Con motivo de su Tercer Informe de Gobierno, el Presidente de la República nos recetó un decálogo del que dijo rotundo que no sólo es lo más conveniente, sino lo único que nos queda por hacer. Pero vayamos despacio: si un enfermo es conminado a tragarse cierta medicina, estará en su derecho de asegurarse de que la misma ha surgido de un estudio riguroso y del diagnóstico correspondiente. Sólo entonces la tomará confiadamente. Por tanto, es nuestro derecho preguntar: ¿de dónde salió el decálogo presidencial? ¿En qué estudio serio, hecho por quién, se apoya? ¿Quién es el economista honrado y valiente que explique al pueblo ese absurdo de que para combatir la pobreza hay que cobrar más impuestos a los pobres? (y que no se nos trate como tarados diciendo que el IVA generalizado es justo porque el que gasta más paga más). ¡Claro, el pobre gasta menos justamente porque es pobre; y con el impuesto a medicinas y alimentos se hará más y gastará menos todavía! Pero lo poco que pagan millones supera con mucho lo mucho que gastan unos cuantos ricachos. Y si no, ¿por qué se insiste en que paguen IVA los pobres y precisamente en los productos de consumo masivo?) ¡A ver quién es el bueno que explique por qué un país cuyo mercado interno es casi inexistente, debe aplaudir el actual modelo exportador que sólo beneficia a unos cuantos, gracias a los salarios de hambre que pagan a sus trabajadores!

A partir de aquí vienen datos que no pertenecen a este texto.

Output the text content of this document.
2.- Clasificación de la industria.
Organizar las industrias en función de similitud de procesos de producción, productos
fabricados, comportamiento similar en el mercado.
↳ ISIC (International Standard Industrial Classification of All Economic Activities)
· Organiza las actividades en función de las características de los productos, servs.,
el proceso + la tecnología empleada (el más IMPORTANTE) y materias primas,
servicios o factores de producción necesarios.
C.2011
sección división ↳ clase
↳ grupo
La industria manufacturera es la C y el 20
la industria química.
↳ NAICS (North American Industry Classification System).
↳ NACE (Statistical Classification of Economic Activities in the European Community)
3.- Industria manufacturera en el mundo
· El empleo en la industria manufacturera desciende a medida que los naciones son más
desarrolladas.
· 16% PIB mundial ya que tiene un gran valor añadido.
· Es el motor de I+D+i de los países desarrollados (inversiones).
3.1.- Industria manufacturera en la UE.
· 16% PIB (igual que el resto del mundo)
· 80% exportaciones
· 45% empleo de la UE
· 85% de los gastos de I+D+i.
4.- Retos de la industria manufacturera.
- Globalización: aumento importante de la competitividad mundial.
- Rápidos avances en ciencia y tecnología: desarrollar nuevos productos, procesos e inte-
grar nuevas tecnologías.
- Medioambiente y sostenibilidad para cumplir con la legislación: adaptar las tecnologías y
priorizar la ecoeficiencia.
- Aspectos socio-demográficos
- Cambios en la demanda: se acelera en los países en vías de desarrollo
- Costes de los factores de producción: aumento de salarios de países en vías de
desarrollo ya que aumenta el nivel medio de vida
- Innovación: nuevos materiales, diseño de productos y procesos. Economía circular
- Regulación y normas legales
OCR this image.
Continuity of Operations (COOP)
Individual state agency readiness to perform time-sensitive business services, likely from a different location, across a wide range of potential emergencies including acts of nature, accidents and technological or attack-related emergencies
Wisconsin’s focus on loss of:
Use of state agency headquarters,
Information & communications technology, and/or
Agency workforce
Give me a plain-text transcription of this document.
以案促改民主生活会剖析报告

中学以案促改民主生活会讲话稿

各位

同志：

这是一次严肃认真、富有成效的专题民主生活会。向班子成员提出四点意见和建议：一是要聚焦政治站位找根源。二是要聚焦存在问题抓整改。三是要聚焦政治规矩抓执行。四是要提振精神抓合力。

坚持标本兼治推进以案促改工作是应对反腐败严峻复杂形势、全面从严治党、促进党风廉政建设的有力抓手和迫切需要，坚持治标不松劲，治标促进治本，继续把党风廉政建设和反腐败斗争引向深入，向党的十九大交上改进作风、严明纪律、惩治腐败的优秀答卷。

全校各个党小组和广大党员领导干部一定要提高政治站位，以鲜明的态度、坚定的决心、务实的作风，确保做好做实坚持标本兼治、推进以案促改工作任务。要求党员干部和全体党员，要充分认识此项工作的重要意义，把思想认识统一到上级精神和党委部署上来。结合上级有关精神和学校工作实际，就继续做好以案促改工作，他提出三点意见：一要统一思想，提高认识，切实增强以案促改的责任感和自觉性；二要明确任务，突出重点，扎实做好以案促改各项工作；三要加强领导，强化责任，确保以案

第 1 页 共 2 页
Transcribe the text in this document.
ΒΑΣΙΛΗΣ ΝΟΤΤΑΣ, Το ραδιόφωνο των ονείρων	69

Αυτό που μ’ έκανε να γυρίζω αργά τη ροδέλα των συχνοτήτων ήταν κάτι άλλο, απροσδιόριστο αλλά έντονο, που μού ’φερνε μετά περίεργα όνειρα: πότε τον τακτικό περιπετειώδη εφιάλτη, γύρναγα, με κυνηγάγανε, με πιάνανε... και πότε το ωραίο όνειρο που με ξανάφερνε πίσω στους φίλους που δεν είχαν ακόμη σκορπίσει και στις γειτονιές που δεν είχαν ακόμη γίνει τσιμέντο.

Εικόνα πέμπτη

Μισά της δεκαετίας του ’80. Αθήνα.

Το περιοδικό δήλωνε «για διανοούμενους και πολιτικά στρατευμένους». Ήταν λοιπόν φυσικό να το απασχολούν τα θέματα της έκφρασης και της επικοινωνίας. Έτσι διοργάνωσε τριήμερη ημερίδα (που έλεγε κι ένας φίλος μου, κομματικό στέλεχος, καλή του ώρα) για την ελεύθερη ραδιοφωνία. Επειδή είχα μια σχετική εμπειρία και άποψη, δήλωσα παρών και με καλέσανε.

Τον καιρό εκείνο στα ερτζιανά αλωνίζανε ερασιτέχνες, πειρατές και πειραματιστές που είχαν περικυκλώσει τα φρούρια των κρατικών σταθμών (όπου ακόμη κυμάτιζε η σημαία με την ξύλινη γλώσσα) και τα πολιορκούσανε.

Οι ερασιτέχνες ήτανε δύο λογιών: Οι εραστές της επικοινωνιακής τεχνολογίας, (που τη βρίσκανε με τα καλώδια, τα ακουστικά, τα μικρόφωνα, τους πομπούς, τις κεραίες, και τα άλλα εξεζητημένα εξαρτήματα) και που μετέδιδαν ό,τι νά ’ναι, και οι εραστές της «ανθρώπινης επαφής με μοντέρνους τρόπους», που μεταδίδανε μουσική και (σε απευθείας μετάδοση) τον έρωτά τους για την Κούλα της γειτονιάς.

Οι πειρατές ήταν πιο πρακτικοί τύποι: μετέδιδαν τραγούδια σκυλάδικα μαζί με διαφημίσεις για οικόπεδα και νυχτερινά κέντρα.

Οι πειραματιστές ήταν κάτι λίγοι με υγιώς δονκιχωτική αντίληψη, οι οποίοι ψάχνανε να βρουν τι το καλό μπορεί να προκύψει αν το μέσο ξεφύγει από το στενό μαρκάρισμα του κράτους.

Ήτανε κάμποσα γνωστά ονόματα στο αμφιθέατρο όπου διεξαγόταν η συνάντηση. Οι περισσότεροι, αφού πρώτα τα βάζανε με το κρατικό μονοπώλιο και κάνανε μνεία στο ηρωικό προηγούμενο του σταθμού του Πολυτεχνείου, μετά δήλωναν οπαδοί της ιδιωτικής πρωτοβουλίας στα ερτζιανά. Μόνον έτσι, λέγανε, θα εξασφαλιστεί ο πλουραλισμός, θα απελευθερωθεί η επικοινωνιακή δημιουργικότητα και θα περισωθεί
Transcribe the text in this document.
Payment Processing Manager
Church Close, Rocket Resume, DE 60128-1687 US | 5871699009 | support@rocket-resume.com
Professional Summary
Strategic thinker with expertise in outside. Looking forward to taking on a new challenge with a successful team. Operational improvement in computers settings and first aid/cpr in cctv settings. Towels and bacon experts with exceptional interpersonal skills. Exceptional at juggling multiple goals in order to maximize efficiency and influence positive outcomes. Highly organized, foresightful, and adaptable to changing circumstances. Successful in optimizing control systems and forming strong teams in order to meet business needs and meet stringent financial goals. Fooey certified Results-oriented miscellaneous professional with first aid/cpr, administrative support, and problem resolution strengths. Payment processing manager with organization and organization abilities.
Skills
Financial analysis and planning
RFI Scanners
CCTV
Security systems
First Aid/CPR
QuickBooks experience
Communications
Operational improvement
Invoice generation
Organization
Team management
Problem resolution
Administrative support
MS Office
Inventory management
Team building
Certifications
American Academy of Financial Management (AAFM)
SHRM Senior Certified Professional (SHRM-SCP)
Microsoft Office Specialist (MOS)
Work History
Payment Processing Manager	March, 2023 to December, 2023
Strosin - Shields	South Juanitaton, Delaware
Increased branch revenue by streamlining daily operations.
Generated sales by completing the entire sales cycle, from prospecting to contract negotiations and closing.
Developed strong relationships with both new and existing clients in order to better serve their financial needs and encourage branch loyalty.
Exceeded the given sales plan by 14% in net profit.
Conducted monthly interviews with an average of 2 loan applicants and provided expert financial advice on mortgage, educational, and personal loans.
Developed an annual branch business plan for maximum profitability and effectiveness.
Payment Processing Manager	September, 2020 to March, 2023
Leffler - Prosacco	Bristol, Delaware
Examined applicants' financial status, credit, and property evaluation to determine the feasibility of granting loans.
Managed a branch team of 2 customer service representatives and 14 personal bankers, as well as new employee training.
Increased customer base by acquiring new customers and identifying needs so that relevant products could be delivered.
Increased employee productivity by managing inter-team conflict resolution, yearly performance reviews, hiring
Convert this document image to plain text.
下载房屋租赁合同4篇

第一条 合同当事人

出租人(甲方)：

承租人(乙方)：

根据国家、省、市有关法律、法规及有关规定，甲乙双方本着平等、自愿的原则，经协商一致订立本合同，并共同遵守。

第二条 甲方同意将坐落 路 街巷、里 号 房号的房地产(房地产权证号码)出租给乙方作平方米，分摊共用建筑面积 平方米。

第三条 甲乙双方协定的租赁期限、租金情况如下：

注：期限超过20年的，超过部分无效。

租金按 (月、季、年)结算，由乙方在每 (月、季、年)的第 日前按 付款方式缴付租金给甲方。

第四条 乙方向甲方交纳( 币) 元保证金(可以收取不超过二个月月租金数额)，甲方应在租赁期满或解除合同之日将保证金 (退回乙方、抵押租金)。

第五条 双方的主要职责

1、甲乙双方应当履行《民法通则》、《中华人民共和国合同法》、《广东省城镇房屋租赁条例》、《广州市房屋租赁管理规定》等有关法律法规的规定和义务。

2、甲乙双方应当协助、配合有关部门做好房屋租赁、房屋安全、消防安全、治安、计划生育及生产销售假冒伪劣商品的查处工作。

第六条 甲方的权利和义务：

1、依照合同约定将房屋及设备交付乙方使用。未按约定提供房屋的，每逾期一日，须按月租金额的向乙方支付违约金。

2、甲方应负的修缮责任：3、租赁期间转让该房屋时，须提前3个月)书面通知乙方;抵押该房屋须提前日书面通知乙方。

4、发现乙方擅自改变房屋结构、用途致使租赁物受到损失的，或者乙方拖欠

Escuchaba el otro día a un presentador de la televisión preguntarle, con voz impostada y energía fingida, al secretario de Hacienda, si podía asegurarle a los mexicanos que su receta nos sacaría de la crisis. Y el señor Carstens, por supuesto, contestó afirmativamente. Pero yo quisiera recordarle a ambos que el reto de México no es salir de esta crisis, sino de la larga cadena de crisis que ya llevamos padecida y de la cual, la actual, es sólo el último eslabón. ¿Es que antes de esta crisis estábamos en Jauja? ¡Ni mucho menos! La economía mexicana padece males estructurales muy graves que exigen un estudio serio y un diagnóstico integral que nos diga cómo convertirnos en la potencia económica que podemos y necesitamos ser. ¿Qué no podemos hacerlo? ¿Y para qué sirven, entonces, tanto graduado en Harvard, Yale, Chicago y demás santuarios de la economía de mercado? ¿Tendremos que recurrir, acaso, a los brujos de Catemaco?